My major reservation about Millstone’s account is his treatment of manuscript pamphleteering in isolation from other media. This is a book about manuscripts, and it would not be fair to tax him for not giving equal attention to print and oral discourse or for not discussing the interaction of the three media at length. However, manuscripts were only one of the ways, albeit perhaps the most significant, that English people learned about politics in the early seventeenth century. In acknowledging the role of other media only minimally, Millstone is led perhaps to overstate his case. Only in chapter 6, which discusses the influence of historians such as Tacitus and Guicciardini, does he provide a sense of how print and manuscript related. The Grand Remonstrance, which itself was printed, was not solely a product of reading manuscript pamphlets. By the time the remonstrance was adopted, England was awash in printed pamphlets. By 1640 Scottish covenanters had flooded England with printed propaganda (Millstone only briefly mentions this), and then in 1641 the lapse of licensing in England loosed the presses at home. Even before its lapse, censorship had not prevented subversive works from being printed abroad and smuggled into England. In their 2015 book The Murder of King James, Alastair Bellany and Thomas Cogswell discuss such a work at length. A 1626 pamphlet titled The Forerunner of Revenge upon the Duke of Buckingham made the sensational claim that the Duke of Buckingham had killed King James by poisoning him. Published in English and other languages in Brussels (with a false Frankfurt imprint), copies made their way to England, where, Bellany and Cogswell argue, the work “exerted a near-continuous influence on British political culture for the next thirty-five years.” The pamphlet might have interested Millstone because many manuscript copies were made of it (the copying of printed books by hand was a widespread phenomenon in the period but Millstone does not touch on it). The “invention of politics” was not solely the result of scribal pamphleteering but also of print and of political gossip.

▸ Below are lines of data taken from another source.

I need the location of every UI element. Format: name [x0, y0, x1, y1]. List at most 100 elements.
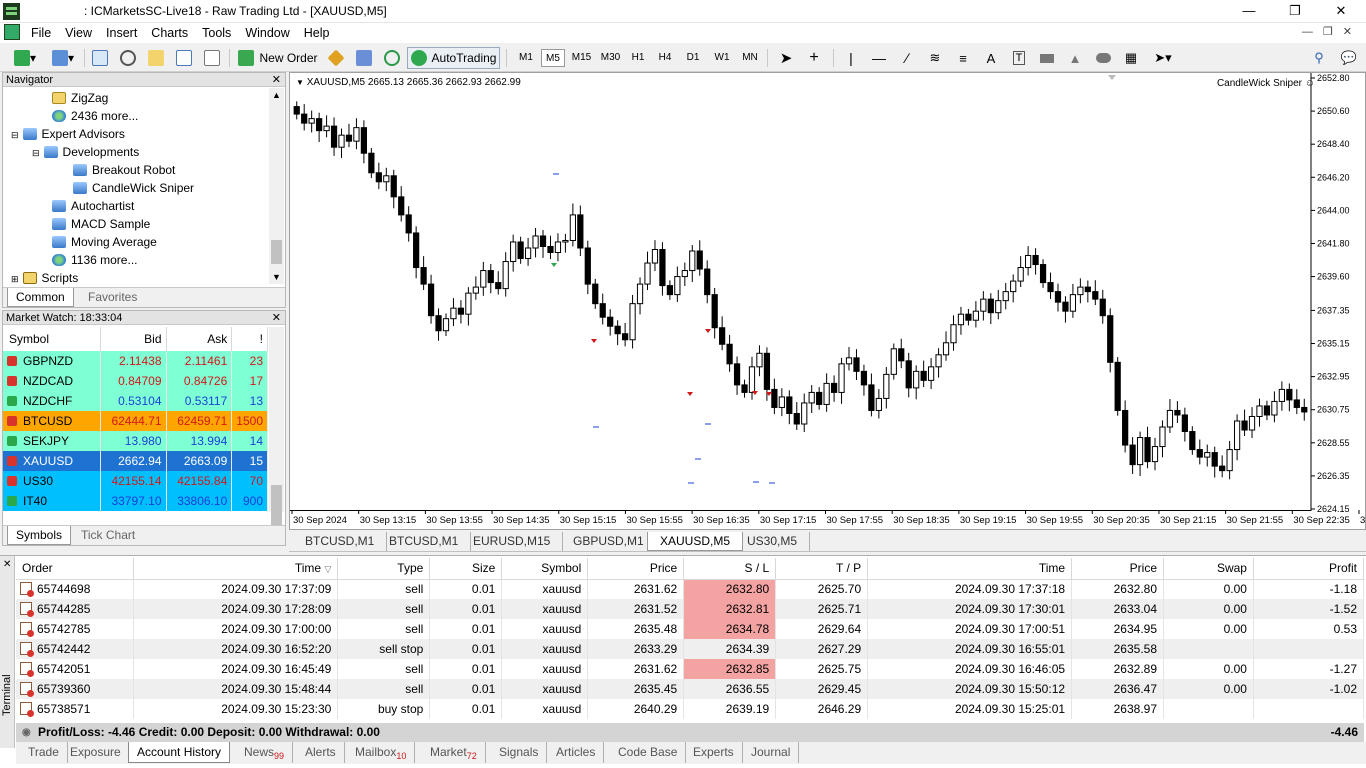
column-spread[interactable]: !	[231, 327, 268, 351]
menu-view[interactable]: View	[58, 23, 99, 43]
timeframe-h4[interactable]: H4	[653, 49, 677, 67]
terminal-tab[interactable]: Exposure	[62, 742, 130, 763]
timeframe-m1[interactable]: M1	[514, 49, 538, 67]
market-watch-row[interactable]: US30 42155.14 42155.84 70	[3, 471, 268, 491]
fibonacci-tool[interactable]: ≋	[924, 47, 946, 69]
column-price[interactable]: Price	[587, 558, 685, 580]
table-row[interactable]: 65742442 2024.09.30 16:52:20 sell stop 0.01…	[16, 639, 1365, 659]
terminal-tab[interactable]: Market72	[422, 742, 486, 763]
crosshair-tool[interactable]: +	[803, 47, 825, 69]
column-symbol[interactable]: Symbol	[3, 327, 101, 351]
nav-item-scripts[interactable]: ⊞ Scripts	[11, 269, 78, 287]
scroll-thumb[interactable]	[271, 485, 282, 525]
chart-tab[interactable]: US30,M5	[735, 532, 811, 551]
table-row[interactable]: 65739360 2024.09.30 15:48:44 sell 0.01 xauus…	[16, 679, 1365, 699]
menu-help[interactable]: Help	[297, 23, 337, 43]
timeframe-d1[interactable]: D1	[681, 49, 705, 67]
terminal-tab[interactable]: Alerts	[297, 742, 345, 763]
nav-item-experts-more[interactable]: 1136 more...	[52, 251, 137, 269]
autotrading-button[interactable]: AutoTrading	[407, 47, 500, 69]
ellipse-tool[interactable]	[1092, 47, 1114, 69]
triangle-tool[interactable]: ▲	[1064, 47, 1086, 69]
terminal-tab[interactable]: Mailbox10	[347, 742, 416, 763]
timeframe-mn[interactable]: MN	[737, 49, 763, 67]
new-chart-button[interactable]: ▾	[8, 47, 42, 69]
column-close-price[interactable]: Price	[1071, 558, 1165, 580]
market-watch-row[interactable]: SEKJPY 13.980 13.994 14	[3, 431, 268, 451]
tab-common[interactable]: Common	[7, 288, 74, 307]
community-button[interactable]	[353, 47, 375, 69]
nav-item-expert-advisors[interactable]: ⊟ Expert Advisors	[11, 125, 125, 143]
chart-tab[interactable]: XAUUSD,M5	[647, 532, 744, 551]
nav-item-zigzag[interactable]: ZigZag	[52, 89, 108, 107]
nav-item-developments[interactable]: ⊟ Developments	[32, 143, 139, 161]
expert-advisor-label[interactable]: CandleWick Sniper ☺	[1217, 78, 1315, 89]
market-watch-row[interactable]: XAUUSD 2662.94 2663.09 15	[3, 451, 268, 471]
column-bid[interactable]: Bid	[100, 327, 167, 351]
market-watch-toggle[interactable]	[89, 47, 111, 69]
menu-charts[interactable]: Charts	[144, 23, 195, 43]
timeframe-m5[interactable]: M5	[541, 49, 565, 67]
symbol-cell[interactable]: GBPNZD	[3, 351, 101, 371]
timeframe-h1[interactable]: H1	[626, 49, 650, 67]
symbol-cell[interactable]: IT40	[3, 491, 101, 511]
market-watch-row[interactable]: IT40 33797.10 33806.10 900	[3, 491, 268, 511]
table-row[interactable]: 65742051 2024.09.30 16:45:49 sell 0.01 xauus…	[16, 659, 1365, 679]
chart-tab[interactable]: EURUSD,M15	[461, 532, 564, 551]
channel-tool[interactable]: ≡	[952, 47, 974, 69]
trendline-tool[interactable]: ∕	[896, 47, 918, 69]
navigator-close-icon[interactable]: ✕	[272, 73, 281, 87]
market-watch-row[interactable]: BTCUSD 62444.71 62459.71 1500	[3, 411, 268, 431]
column-size[interactable]: Size	[429, 558, 503, 580]
timeframe-m15[interactable]: M15	[568, 49, 595, 67]
market-watch-close-icon[interactable]: ✕	[272, 311, 281, 325]
market-watch-row[interactable]: NZDCHF 0.53104 0.53117 13	[3, 391, 268, 411]
timeframe-m30[interactable]: M30	[597, 49, 624, 67]
nav-item-macd-sample[interactable]: MACD Sample	[52, 215, 150, 233]
symbol-cell[interactable]: SEKJPY	[3, 431, 101, 451]
collapse-icon[interactable]: ⊟	[11, 130, 19, 140]
chart-tab[interactable]: BTCUSD,M1	[293, 532, 388, 551]
nav-item-breakout-robot[interactable]: Breakout Robot	[73, 161, 175, 179]
chart-window-controls[interactable]: —❐✕	[1302, 25, 1362, 38]
terminal-tab[interactable]: Trade	[20, 742, 68, 763]
nav-item-moving-average[interactable]: Moving Average	[52, 233, 157, 251]
column-profit[interactable]: Profit	[1253, 558, 1365, 580]
table-row[interactable]: 65738571 2024.09.30 15:23:30 buy stop 0.01 x…	[16, 699, 1365, 719]
terminal-tab[interactable]: Signals	[491, 742, 548, 763]
signals-button[interactable]	[381, 47, 403, 69]
arrows-tool[interactable]: ➤▾	[1148, 47, 1178, 69]
nav-item-candlewick-sniper[interactable]: CandleWick Sniper	[73, 179, 194, 197]
symbol-cell[interactable]: NZDCAD	[3, 371, 101, 391]
menu-insert[interactable]: Insert	[99, 23, 144, 43]
cursor-tool[interactable]: ➤	[775, 47, 797, 69]
table-row[interactable]: 65742785 2024.09.30 17:00:00 sell 0.01 xauus…	[16, 619, 1365, 639]
horizontal-line-tool[interactable]: —	[868, 47, 890, 69]
symbol-cell[interactable]: NZDCHF	[3, 391, 101, 411]
vertical-line-tool[interactable]: |	[840, 47, 862, 69]
terminal-tab[interactable]: Journal	[743, 742, 800, 763]
column-sl[interactable]: S / L	[683, 558, 777, 580]
text-tool[interactable]: A	[980, 47, 1002, 69]
column-ask[interactable]: Ask	[166, 327, 233, 351]
market-watch-row[interactable]: GBPNZD 2.11438 2.11461 23	[3, 351, 268, 371]
symbol-cell[interactable]: XAUUSD	[3, 451, 101, 471]
market-watch-scrollbar[interactable]	[269, 327, 284, 525]
search-button[interactable]: ⚲	[1308, 47, 1330, 69]
expand-icon[interactable]: ⊞	[11, 274, 19, 284]
column-tp[interactable]: T / P	[775, 558, 869, 580]
table-row[interactable]: 65744285 2024.09.30 17:28:09 sell 0.01 xauus…	[16, 599, 1365, 619]
column-time[interactable]: Time ▽	[133, 558, 339, 580]
rectangle-tool[interactable]	[1036, 47, 1058, 69]
column-close-time[interactable]: Time	[867, 558, 1073, 580]
text-label-tool[interactable]: T	[1008, 47, 1030, 69]
new-order-button[interactable]: New Order	[236, 47, 320, 69]
navigator-toggle[interactable]	[145, 47, 167, 69]
meta-editor-button[interactable]	[325, 47, 347, 69]
strategy-tester-toggle[interactable]	[201, 47, 223, 69]
terminal-tab[interactable]: News99	[236, 742, 294, 763]
profiles-button[interactable]: ▾	[46, 47, 80, 69]
tab-favorites[interactable]: Favorites	[80, 288, 145, 307]
timeframe-w1[interactable]: W1	[709, 49, 735, 67]
chart-menu-icon[interactable]: ▼	[296, 78, 304, 87]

In suggesting that in certain ways Millstone might overstate his case, I do not mean to underestimate the importance of scribal pamphlets in early Stuart England or Millstone’s achievement in bringing them to the fore. For too long, historians have paid insufficient attention to this rich political literature. Millstone has done his part to restore it to its rightful place in early Stuart politics. Future historians of early Stuart England will be worse than remiss if they do not find a place for it in their accounts.